莫太奶奶原本年齡緊挨著的五個子女,特殊時期都沒保住,只剩下捅天捶地的六爺,成天跟脫韁的小馬駒似的不著家。是生產隊看著他們孤兒寡母,又歷年受他們的恩惠,倒也沒忍心扣過工分。
莫家曾經的輝煌已經不復存在,只剩下一個空殼子老房子,兩個女的,老的老小的小,村里再不咋地的人家,也不會去欺負她們,一是迫於六小子的淫威,二是欺負沒有戰鬥力的老弱幼小實在是沒那麼狠的心腸。喪不了那樣的良心!
莫小西人靚嘴甜輩分長,身世坎坷,這沒爹沒娘的小姑奶奶最是可憐,因此村裡的大姑娘小媳婦,倒從沒有擠兌過她,不但不擠兌,在她們眼裡比親姑奶奶差不哪去。眼見著小姑奶奶被婆家欺負了,村裡的女人們哪裡還能吃得下飯,幹得了活?

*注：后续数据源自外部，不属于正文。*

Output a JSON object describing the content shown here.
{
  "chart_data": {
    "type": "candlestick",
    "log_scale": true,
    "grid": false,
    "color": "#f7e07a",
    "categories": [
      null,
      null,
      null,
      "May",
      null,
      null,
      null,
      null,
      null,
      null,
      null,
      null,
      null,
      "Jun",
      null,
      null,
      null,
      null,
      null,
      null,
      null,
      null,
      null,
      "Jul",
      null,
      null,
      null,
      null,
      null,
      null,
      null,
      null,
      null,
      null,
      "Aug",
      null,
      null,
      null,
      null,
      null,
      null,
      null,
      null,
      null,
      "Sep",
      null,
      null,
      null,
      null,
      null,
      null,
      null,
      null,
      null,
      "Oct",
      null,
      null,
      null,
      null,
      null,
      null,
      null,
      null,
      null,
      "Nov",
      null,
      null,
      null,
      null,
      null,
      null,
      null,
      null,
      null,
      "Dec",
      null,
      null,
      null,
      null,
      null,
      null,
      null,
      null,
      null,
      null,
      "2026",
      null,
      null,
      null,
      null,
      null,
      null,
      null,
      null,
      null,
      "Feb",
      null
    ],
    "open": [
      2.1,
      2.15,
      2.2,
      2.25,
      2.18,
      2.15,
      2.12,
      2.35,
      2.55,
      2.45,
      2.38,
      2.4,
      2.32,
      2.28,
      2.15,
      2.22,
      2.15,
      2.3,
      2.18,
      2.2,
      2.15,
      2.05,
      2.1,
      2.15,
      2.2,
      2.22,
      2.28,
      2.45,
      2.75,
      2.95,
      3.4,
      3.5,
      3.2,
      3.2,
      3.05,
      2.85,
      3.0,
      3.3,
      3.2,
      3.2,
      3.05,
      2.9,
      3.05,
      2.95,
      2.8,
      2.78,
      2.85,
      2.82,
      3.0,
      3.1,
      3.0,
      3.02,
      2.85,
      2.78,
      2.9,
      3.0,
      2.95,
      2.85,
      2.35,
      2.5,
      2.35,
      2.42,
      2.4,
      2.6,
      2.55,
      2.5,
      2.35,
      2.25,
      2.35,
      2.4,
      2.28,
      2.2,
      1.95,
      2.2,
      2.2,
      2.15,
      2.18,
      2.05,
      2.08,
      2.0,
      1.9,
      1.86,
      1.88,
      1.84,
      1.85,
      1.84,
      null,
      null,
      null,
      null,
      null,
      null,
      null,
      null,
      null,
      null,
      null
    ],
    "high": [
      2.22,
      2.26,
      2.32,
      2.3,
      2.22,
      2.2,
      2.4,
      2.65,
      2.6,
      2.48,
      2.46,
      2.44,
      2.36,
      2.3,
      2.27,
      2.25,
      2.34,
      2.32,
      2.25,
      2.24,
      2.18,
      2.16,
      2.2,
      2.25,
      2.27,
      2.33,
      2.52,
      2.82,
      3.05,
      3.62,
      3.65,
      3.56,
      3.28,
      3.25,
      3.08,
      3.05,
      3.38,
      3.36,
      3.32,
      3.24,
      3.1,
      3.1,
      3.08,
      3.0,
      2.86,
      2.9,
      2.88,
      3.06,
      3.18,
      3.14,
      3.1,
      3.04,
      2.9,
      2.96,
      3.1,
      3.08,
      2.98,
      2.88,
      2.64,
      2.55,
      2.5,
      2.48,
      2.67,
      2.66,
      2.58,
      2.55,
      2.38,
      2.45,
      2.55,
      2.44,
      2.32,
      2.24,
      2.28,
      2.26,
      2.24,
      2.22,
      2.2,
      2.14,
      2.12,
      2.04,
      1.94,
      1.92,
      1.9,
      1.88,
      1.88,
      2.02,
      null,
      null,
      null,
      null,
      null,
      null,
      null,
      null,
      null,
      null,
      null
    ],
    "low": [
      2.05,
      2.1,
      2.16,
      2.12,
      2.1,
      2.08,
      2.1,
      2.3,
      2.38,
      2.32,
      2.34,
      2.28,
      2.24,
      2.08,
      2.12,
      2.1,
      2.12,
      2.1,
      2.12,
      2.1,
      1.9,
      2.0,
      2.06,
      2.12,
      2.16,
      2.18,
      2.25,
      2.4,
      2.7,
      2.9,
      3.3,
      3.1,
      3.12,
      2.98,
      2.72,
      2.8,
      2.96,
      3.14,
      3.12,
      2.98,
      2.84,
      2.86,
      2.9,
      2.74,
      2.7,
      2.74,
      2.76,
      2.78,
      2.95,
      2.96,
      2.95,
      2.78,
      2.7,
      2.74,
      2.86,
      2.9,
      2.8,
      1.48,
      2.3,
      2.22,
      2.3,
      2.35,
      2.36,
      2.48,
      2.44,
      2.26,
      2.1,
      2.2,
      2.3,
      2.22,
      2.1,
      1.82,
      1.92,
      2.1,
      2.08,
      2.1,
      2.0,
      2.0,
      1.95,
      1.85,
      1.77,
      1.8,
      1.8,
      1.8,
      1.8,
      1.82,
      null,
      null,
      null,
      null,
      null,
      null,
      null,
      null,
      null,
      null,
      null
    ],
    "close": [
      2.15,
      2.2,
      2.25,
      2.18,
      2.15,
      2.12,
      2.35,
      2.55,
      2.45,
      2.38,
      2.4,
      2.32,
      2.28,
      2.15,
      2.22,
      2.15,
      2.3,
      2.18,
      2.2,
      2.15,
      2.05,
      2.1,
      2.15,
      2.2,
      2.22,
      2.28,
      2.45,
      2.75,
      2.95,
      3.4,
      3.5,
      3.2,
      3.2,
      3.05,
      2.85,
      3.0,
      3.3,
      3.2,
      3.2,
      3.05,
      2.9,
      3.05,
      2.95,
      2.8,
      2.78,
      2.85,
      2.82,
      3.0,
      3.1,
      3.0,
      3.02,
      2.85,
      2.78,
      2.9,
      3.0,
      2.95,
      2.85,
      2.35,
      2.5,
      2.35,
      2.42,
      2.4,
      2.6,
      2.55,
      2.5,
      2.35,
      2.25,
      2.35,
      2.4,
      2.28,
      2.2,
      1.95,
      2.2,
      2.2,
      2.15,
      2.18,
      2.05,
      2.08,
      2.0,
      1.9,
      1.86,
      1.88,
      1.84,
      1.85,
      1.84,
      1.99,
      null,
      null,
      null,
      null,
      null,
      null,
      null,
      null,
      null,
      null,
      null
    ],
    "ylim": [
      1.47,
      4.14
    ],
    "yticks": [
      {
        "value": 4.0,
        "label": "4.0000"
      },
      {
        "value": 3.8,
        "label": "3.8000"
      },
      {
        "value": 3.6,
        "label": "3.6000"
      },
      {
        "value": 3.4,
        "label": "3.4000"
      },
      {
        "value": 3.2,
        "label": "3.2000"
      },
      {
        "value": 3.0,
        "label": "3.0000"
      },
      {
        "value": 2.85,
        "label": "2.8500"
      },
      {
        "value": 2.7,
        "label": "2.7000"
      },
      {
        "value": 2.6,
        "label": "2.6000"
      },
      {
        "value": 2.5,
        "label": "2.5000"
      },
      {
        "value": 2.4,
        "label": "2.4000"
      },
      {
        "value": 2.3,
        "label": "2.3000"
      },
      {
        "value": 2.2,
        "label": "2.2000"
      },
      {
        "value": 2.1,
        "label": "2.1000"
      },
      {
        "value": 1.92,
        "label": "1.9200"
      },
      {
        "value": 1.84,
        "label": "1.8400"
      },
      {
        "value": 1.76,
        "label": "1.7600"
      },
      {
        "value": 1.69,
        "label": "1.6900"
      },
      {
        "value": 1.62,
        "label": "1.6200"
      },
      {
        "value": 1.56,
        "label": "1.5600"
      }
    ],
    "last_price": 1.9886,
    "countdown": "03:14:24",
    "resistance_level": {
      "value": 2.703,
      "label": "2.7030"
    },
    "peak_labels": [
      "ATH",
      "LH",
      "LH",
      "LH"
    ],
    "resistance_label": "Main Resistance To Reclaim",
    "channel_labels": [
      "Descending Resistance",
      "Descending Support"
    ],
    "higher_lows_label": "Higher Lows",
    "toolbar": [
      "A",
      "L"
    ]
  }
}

奶奶哩個熊瓜憨憨!打量著莊稼人家的閨女好欺負是不是?欺負莫太奶奶家沒人了?鄉親們抄傢伙!
可是,莫太奶奶最近被她娘家侄子接走了,莫小西把房子拾掇乾淨、晾曬好後,當天就去接奶奶,好像走了兩天了,於是,眾位宗侄媳婦、孫媳婦一邊揪著塘子裡的菱角,一邊盯著莫太奶奶家門。有仇不得抱,好不心焦!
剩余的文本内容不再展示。